Ventriculomegaly has been reported in bipolar disorder, although whether it occurs at illness onset or progresses during the course of the disorder is unknown. In addition, it is unknown whether ventriculomegaly in bipolar disorder reflects acquired volume loss or underdevelopment of periventricular structures.

METHOD:

Magnetic resonance imaging was used to measure the volumes of the lateral and third ventricles and periventricular structures (caudate, putamen, thalamus, hippocampus). Patients with DSM-IV bipolar disorder, 18 who were having a first episode and 17 with multiple episodes, were compared with 32 healthy subjects.

RESULTS:

The lateral ventricles were significantly larger in the patients with multiple-episode bipolar disorder than in the first-episode patients or the healthy subjects, even after periventricular and total cerebral volumes were taken into account. Having larger lateral ventricles was associated with a higher number of prior manic episodes. The multiple-episode patients had a smaller total cerebral volume than the healthy subjects but not the first-episode patients.
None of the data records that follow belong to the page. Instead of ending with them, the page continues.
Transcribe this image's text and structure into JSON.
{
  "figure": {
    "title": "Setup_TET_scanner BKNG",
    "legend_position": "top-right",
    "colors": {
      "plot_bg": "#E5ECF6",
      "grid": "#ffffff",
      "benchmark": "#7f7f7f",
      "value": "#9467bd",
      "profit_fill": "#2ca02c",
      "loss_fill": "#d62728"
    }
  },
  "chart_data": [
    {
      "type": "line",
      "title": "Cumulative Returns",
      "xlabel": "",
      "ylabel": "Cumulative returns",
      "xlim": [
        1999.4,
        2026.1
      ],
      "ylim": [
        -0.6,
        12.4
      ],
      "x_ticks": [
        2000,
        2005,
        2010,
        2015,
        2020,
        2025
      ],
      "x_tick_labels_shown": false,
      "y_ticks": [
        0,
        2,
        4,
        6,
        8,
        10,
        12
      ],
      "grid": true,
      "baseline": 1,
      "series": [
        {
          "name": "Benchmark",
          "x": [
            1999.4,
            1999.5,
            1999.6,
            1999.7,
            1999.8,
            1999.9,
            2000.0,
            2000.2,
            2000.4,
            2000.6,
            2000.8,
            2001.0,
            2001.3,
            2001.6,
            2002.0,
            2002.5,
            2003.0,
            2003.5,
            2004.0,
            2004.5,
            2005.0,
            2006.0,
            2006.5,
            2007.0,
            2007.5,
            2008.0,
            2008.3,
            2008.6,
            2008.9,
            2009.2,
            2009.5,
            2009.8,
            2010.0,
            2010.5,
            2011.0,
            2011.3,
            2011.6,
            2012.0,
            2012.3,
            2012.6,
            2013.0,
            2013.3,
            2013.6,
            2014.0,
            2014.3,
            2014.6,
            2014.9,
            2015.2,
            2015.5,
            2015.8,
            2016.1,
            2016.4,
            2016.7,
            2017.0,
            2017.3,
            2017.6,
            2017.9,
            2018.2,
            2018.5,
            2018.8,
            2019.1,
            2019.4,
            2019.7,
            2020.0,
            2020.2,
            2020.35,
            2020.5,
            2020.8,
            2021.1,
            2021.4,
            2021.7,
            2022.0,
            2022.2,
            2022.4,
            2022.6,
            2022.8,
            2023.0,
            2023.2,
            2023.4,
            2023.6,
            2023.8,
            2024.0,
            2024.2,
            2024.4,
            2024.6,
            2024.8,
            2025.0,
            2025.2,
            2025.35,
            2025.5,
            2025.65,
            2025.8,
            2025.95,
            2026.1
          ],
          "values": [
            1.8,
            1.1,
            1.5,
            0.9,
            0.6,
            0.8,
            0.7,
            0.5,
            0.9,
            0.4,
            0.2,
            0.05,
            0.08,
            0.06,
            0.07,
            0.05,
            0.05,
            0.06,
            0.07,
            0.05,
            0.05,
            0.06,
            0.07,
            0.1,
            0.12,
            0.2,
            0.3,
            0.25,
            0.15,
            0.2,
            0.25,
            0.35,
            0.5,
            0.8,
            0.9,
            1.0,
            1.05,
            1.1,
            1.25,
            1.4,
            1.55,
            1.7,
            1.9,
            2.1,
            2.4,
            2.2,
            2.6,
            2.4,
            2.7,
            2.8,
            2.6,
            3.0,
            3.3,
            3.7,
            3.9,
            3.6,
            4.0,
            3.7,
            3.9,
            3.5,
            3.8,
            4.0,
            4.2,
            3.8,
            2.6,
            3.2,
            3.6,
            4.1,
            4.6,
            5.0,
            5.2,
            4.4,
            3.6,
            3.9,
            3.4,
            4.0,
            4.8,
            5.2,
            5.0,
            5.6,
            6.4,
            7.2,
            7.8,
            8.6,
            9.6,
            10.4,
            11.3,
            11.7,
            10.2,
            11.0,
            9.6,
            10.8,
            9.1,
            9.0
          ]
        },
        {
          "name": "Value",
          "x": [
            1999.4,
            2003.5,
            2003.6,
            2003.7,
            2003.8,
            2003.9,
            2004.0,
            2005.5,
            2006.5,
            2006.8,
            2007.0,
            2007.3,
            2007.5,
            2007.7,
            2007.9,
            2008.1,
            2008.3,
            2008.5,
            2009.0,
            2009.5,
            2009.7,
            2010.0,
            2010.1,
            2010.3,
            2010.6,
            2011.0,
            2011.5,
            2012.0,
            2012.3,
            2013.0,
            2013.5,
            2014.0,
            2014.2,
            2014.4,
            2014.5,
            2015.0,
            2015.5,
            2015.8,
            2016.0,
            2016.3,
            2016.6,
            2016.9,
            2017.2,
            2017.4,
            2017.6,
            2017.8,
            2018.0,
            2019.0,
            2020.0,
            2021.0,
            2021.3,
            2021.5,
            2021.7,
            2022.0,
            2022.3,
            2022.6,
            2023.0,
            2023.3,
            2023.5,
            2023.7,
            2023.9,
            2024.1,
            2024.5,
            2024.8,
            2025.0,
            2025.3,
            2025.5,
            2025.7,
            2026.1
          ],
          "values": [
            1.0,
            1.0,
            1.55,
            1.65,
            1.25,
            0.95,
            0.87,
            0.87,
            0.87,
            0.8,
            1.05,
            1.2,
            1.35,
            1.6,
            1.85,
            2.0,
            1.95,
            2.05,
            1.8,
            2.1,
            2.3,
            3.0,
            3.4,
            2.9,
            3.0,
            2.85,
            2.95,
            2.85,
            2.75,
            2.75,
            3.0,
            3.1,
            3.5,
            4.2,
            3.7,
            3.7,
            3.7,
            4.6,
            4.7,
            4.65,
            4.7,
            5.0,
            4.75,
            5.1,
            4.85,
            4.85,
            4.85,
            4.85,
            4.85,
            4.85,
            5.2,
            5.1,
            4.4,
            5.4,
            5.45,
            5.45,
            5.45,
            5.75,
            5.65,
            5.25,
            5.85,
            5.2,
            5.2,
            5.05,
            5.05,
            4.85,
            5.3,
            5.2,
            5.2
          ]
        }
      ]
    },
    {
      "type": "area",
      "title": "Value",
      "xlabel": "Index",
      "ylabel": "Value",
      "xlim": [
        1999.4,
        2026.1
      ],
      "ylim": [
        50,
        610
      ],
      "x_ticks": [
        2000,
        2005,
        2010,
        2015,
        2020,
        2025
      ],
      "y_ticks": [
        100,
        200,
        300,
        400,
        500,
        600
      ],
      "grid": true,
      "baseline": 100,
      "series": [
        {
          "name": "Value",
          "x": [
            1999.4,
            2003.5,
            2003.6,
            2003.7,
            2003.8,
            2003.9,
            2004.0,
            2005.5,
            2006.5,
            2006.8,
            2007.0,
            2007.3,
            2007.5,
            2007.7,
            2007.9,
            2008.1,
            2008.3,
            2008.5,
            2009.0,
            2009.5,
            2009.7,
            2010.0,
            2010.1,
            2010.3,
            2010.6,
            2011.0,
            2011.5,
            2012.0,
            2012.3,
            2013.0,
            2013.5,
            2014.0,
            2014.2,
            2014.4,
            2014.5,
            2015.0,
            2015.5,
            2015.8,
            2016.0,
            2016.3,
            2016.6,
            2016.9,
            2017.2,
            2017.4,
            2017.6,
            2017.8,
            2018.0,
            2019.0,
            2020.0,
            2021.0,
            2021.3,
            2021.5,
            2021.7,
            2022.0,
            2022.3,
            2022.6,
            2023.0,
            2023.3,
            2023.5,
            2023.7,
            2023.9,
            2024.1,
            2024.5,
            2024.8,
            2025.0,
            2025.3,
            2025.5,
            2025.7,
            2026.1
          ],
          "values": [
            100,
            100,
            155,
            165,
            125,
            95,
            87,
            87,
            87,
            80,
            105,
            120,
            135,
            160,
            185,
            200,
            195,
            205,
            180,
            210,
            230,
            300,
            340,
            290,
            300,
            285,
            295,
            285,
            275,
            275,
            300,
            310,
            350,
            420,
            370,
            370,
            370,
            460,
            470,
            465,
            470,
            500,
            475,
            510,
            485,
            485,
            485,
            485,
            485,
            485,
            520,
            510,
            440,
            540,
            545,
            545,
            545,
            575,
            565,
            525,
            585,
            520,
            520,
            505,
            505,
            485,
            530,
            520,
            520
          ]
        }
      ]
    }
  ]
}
The putamen was significantly larger in the first-episode patients (and nearly so in the multiple-episode patients) than in the healthy subjects, although there was no difference between patient groups.

CONCLUSIONS:

Lateral ventriculomegaly was greater in bipolar disorder patients who had had repeated manic episodes, but it does not appear to be secondary to small critical periventricular structures. A larger than normal striatum, which has been reported in previous studies, was observed in first-episode patients. These results support the importance of prospectively studying neuroanatomic changes in bipolar disorder.